The gang argues about Furiko killing the man and realize that it was all for her man’s sake. She took the fall while he returned home. As soon as she busts out, she goes to find him. But now he’s gone straight and his family kidnaps her.

So that means that the gang of hippies leave Shinjuku and bicycle up to the countryside to save Furiko. The trailer those hippies live in is pretty happening and they mostly pose on top of it and show off for reporters who come by.

I mean, they had nothing better to do after Nekuro had sex with a jackhammer and died of an orgasm induced heart attack. What is going on with this installment of Stray Cat Rock!?!

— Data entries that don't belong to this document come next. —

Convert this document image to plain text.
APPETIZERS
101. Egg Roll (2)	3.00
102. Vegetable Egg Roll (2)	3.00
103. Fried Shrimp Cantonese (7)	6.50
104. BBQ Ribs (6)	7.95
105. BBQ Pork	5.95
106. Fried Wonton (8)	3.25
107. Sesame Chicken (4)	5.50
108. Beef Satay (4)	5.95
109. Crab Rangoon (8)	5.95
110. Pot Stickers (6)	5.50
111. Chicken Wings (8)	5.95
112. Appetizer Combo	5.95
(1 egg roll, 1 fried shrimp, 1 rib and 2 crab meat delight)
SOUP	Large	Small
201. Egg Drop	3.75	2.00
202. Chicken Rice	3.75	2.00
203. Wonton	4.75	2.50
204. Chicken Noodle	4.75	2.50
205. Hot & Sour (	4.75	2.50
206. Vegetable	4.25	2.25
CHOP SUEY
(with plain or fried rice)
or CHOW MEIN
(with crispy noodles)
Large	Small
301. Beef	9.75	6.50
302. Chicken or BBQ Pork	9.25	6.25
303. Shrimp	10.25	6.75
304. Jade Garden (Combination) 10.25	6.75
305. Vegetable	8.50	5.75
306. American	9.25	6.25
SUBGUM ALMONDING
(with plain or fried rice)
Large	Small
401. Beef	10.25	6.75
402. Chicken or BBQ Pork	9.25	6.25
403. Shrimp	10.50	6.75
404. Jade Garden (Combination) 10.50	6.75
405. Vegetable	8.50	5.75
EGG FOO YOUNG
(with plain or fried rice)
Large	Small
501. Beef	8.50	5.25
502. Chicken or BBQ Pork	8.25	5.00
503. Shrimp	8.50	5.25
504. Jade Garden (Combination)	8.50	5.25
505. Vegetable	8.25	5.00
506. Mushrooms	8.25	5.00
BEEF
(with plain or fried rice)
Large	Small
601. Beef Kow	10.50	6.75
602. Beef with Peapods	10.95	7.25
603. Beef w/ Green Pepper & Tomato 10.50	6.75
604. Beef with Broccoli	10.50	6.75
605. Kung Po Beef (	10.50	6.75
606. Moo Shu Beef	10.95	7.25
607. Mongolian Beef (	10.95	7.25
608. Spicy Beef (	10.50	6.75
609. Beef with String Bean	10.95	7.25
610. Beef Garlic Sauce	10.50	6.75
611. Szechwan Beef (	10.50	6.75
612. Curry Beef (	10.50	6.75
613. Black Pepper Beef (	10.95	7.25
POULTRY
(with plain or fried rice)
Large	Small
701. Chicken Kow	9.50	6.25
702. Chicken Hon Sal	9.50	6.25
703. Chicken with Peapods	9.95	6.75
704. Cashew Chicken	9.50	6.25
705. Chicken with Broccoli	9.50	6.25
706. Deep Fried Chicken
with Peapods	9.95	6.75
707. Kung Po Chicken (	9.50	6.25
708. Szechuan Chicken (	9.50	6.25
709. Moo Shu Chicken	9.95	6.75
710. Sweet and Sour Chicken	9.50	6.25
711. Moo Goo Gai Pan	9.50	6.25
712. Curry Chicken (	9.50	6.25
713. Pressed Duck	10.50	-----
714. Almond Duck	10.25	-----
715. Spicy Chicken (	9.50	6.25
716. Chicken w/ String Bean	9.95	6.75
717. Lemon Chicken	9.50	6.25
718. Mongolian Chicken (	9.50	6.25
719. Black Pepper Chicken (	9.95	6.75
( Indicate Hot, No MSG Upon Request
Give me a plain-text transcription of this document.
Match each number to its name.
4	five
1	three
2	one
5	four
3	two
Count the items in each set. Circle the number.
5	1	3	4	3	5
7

If you can guess that Ryumei’s father runs the town and that even if he loves Furiko that everything is going to end badly, you’ve been watching the Stray Cat Rock series. I did love the sacrifice that Piranha makes at the end so that his gang can live, though.

After this movie. Meiko Kaji moved to the Toei studio and started work on the Female Convict 701 Scorpion series. It’s just as well as she’s an afterthought in this movie and deserved way better.

Should you watch the Stray Cat Rock series? How do you feel about motorcycles and random music numbers? Enjoy 1970’s fashion? Want to get to know people only to have them killed by the end? Then by all means, it’s time to get into them.

You can watch this on Amazon Prime or get the entire Arrow Video box set.